Oregon’s immigrant community — and the industries it helps power — have been hit hard by President Trump’s focus on increasing immigration enforcement. In some predominately Latino communities, fears about deportations have prompted life as usual to shut down.
And in a few cases, immigrants are going as far as deporting themselves.
In the United States, García-Pablo found work with Great Produce Evergreen, a nursery in Newport.
Owner Fermin Miranda says his employees work on U.S. Forest Service land stretching from Tillamook to the California border, picking blueberries and salal, an evergreen shrub.

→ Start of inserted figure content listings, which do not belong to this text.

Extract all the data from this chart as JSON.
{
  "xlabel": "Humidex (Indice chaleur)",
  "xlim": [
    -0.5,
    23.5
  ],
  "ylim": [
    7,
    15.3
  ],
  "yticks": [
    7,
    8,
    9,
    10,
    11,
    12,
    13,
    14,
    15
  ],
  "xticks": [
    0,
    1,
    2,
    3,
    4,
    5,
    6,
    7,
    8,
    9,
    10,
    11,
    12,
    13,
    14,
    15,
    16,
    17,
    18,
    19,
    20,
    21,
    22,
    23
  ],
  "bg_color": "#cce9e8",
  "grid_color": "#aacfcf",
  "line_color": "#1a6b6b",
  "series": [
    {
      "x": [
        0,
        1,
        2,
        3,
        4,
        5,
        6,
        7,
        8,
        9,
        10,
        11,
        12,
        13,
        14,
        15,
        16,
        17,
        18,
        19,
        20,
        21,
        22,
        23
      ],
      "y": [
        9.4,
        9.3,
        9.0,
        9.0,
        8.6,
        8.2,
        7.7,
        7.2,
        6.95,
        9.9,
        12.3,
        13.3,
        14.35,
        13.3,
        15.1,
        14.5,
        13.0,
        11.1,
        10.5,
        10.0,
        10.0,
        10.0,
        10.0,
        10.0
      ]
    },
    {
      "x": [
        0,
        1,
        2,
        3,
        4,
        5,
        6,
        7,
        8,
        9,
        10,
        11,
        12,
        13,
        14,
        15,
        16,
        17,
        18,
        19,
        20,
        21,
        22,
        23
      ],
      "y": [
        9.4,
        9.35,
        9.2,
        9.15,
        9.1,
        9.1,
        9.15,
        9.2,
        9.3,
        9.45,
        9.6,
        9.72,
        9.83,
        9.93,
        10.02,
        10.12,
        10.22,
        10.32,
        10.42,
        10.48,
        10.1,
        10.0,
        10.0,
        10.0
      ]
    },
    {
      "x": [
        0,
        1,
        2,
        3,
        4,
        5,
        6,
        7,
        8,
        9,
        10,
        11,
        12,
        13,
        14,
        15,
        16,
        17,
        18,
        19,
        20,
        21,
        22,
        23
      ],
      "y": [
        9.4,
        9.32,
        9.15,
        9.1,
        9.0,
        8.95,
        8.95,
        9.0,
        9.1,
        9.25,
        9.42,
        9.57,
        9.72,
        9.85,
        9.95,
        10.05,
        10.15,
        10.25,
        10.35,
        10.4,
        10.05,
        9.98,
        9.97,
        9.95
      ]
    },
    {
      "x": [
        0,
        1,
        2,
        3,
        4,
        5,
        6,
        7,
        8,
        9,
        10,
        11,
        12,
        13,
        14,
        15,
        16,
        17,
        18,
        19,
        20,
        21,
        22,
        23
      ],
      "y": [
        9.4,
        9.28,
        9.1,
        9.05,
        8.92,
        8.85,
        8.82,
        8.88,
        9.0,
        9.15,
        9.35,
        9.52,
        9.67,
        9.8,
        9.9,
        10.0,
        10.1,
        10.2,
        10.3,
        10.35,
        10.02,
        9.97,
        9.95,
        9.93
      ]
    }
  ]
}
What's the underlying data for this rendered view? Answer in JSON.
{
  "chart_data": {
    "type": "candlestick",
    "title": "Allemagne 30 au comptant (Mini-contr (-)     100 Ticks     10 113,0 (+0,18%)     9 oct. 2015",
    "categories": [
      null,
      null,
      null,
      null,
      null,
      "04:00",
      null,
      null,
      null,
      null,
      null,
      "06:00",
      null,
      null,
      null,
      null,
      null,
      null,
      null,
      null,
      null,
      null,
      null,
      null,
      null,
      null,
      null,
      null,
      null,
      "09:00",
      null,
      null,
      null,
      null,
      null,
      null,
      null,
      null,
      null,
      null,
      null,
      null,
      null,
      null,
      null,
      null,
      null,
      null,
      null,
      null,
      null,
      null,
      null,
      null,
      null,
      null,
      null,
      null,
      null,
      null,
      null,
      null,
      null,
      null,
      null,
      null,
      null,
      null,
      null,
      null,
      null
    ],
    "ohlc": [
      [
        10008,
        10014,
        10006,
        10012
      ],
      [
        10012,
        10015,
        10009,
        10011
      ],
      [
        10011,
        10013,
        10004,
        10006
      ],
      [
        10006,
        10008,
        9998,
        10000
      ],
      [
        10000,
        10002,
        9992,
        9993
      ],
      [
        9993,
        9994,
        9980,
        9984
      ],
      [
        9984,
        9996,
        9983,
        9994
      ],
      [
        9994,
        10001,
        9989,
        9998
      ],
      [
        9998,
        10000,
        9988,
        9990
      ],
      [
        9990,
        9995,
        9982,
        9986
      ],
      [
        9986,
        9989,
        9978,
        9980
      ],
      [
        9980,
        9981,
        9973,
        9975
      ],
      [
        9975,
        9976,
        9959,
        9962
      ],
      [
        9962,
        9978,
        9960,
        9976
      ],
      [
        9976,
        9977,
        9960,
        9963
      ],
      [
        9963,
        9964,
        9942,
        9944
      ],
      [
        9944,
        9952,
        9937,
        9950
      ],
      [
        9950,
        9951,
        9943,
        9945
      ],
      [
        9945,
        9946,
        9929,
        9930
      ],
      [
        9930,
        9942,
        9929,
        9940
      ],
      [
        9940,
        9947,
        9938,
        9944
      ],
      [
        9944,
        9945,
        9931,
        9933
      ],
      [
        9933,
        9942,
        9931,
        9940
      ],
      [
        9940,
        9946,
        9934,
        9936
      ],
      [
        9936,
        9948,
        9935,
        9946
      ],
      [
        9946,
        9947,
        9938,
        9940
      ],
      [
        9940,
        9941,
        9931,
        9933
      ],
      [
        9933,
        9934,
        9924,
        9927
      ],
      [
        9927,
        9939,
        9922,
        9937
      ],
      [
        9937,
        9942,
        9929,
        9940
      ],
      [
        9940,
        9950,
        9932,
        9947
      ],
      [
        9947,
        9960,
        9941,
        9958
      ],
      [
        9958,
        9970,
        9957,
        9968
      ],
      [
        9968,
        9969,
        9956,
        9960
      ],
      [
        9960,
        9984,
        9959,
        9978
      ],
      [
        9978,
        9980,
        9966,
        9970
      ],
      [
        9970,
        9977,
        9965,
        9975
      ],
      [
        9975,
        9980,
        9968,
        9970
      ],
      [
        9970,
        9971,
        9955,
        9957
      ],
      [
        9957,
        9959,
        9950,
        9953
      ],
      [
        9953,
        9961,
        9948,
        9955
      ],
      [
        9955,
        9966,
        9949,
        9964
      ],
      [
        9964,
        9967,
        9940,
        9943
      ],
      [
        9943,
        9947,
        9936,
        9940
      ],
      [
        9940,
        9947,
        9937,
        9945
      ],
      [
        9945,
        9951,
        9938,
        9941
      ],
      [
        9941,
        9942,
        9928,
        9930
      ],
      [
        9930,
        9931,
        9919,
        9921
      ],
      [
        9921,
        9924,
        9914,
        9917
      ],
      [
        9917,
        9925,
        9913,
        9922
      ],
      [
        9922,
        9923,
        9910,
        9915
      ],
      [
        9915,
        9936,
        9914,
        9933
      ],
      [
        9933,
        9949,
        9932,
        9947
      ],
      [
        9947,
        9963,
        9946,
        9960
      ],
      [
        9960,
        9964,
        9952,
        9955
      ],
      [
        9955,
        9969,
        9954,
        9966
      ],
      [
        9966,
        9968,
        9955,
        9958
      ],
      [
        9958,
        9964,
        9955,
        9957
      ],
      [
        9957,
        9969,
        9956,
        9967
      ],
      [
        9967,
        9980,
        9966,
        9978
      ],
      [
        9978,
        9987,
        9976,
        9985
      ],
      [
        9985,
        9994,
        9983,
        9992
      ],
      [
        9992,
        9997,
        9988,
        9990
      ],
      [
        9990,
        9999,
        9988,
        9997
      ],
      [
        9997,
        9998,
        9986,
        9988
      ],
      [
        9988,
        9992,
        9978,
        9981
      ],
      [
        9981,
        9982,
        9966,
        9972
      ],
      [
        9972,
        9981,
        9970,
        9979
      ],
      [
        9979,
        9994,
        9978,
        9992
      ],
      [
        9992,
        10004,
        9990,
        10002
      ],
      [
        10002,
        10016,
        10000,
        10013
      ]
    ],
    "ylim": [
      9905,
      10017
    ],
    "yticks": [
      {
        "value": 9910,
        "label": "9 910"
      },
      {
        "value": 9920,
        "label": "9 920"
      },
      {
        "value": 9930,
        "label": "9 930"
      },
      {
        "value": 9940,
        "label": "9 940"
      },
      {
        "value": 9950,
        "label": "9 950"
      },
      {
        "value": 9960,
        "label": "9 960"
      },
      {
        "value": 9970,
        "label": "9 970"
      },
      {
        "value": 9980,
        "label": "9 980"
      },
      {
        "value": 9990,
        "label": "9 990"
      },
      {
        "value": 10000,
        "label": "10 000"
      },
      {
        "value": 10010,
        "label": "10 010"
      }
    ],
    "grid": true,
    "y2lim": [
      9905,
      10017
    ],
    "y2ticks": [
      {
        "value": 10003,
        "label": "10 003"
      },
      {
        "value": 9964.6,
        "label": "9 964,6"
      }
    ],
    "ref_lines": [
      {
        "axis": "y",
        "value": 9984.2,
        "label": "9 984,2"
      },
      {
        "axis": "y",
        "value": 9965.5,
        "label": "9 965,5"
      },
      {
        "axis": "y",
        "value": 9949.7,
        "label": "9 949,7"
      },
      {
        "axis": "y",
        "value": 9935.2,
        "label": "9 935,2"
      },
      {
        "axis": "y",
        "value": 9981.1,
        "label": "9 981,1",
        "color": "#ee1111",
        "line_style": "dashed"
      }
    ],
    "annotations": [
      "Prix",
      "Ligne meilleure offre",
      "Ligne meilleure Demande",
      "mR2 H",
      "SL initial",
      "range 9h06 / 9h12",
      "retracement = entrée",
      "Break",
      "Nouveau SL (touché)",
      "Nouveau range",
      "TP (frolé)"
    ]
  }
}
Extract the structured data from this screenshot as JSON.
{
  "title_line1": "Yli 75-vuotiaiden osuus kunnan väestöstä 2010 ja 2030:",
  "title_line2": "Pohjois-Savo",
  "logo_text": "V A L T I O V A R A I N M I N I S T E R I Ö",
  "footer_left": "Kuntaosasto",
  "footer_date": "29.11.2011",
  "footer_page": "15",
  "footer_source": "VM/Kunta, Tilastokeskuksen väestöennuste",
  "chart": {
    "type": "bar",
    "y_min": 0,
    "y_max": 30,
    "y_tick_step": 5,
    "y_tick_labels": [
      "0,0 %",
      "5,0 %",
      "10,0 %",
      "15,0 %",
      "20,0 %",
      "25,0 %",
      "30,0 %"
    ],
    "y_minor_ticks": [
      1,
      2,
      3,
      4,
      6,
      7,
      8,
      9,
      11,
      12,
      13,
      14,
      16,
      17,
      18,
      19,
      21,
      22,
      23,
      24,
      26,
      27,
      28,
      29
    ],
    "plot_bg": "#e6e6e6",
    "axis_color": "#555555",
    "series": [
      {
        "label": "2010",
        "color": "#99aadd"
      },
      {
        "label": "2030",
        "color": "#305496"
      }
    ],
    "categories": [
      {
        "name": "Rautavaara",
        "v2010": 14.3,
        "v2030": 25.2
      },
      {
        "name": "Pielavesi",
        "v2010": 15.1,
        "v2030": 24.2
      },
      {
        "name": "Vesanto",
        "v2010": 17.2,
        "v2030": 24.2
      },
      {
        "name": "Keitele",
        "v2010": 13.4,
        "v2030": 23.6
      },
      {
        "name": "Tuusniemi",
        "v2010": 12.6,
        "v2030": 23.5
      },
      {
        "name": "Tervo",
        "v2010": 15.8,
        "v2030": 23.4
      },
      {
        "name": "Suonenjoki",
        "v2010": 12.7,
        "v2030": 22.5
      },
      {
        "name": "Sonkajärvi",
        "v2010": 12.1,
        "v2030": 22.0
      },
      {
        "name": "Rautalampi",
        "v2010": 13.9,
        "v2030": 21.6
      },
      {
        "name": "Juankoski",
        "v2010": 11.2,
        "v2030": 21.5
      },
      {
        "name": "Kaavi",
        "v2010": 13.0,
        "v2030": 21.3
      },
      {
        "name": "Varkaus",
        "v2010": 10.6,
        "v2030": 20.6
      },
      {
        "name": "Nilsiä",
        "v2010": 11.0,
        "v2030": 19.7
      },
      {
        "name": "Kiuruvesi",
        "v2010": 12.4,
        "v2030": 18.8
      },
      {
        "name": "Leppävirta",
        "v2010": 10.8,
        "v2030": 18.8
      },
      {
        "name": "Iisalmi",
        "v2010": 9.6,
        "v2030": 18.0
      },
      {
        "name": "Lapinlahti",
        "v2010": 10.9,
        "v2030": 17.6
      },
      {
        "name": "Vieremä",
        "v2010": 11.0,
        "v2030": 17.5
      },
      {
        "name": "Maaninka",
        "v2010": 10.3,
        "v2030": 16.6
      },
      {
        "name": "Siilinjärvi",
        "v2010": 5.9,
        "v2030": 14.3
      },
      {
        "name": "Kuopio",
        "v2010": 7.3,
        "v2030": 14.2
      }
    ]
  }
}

García-Pablo works hard. His hands feel like sandpaper, and they’re covered in warts from working in dirt. For his efforts, he makes about $100 a day. He has sent his parents enough money to build a home in Guatemala.
He comes from a big family. He and two of his brothers have lived in the United States and worked at Great Produce Evergreen at different times over about 10 years.
“That’s the way it works with them,” Miranda said in a conversation conducted in Spanish. “They leave, they go to see their families and over time they reappear here.”
García-Pablo thought he’d stay in the United States for a few more years.
He hadn’t worried about being deported or being in the country illegally. He says his immigration status didn’t impact his daily life.
That changed with the 2016 presidential election.
“I was thinking to stay seven to eight years, but when I came to the U.S., Obama was the president, and everything was a little calmer,” he said. “Now that Donald Trump was elected, he always said on the news that he was going to deport all the people who are undocumented here. So I thought, ‘I don’t want to get deported. I don’t want to be detained. I don’t want to be in prison.’ That’s why I bought my plane ticket to go home.”
His older brother had already gone back to Guatemala in January, not long after Trump’s inauguration. García-Pablo bought his ticket for early April. A week before his flight, ICE agents showed up at his door in Newport.
They told him they were looking for someone who, it turned out, didn’t live at his house, which he shared with his brothers, cousin and their families.
“They asked me ‘What is your name?’ I gave them my complete name and the day of my birthday, and they asked me if I have a legal paper from here,” he said. “I said, ‘To tell you the truth, I don’t have it.’”
The agents asked him how long he’d been in the United States. He answered honestly: Five years.
He also handed over his passport and his card from the Guatemalan consulate.
“They checked my name on those papers, and then they said ‘You know, we are ICE,’ and I got sad,” he said. They told him they were taking him to ICE’s Portland office.
“I asked them, ‘Why are you taking me if I don’t have a record?’” he said. “They said, ‘We are looking for someone who committed a crime. But that person lives in another house now. You have bad luck.’”
Agents arrested García-Pablo, his brother and his cousin and took them to the Northwest Detention Center in Tacoma, Washington. García-Pablo kept telling agents he was already planning to go home — he even had a plane ticket to prove it.
Eventually, the Guatemalan Consulate got involved. Consulate official Marta Guembes convinced ICE officials to release García-Pablo into her custody until his flight out of the country.
García-Pablo left the United States on April 2.
Before the trip, he said he felt good about going home on his own terms. But he was also looking ahead.
“I paid my plane ticket to leave voluntarily,” he said. “But I am thinking to come back in four years, after Donald Trump leaves office.”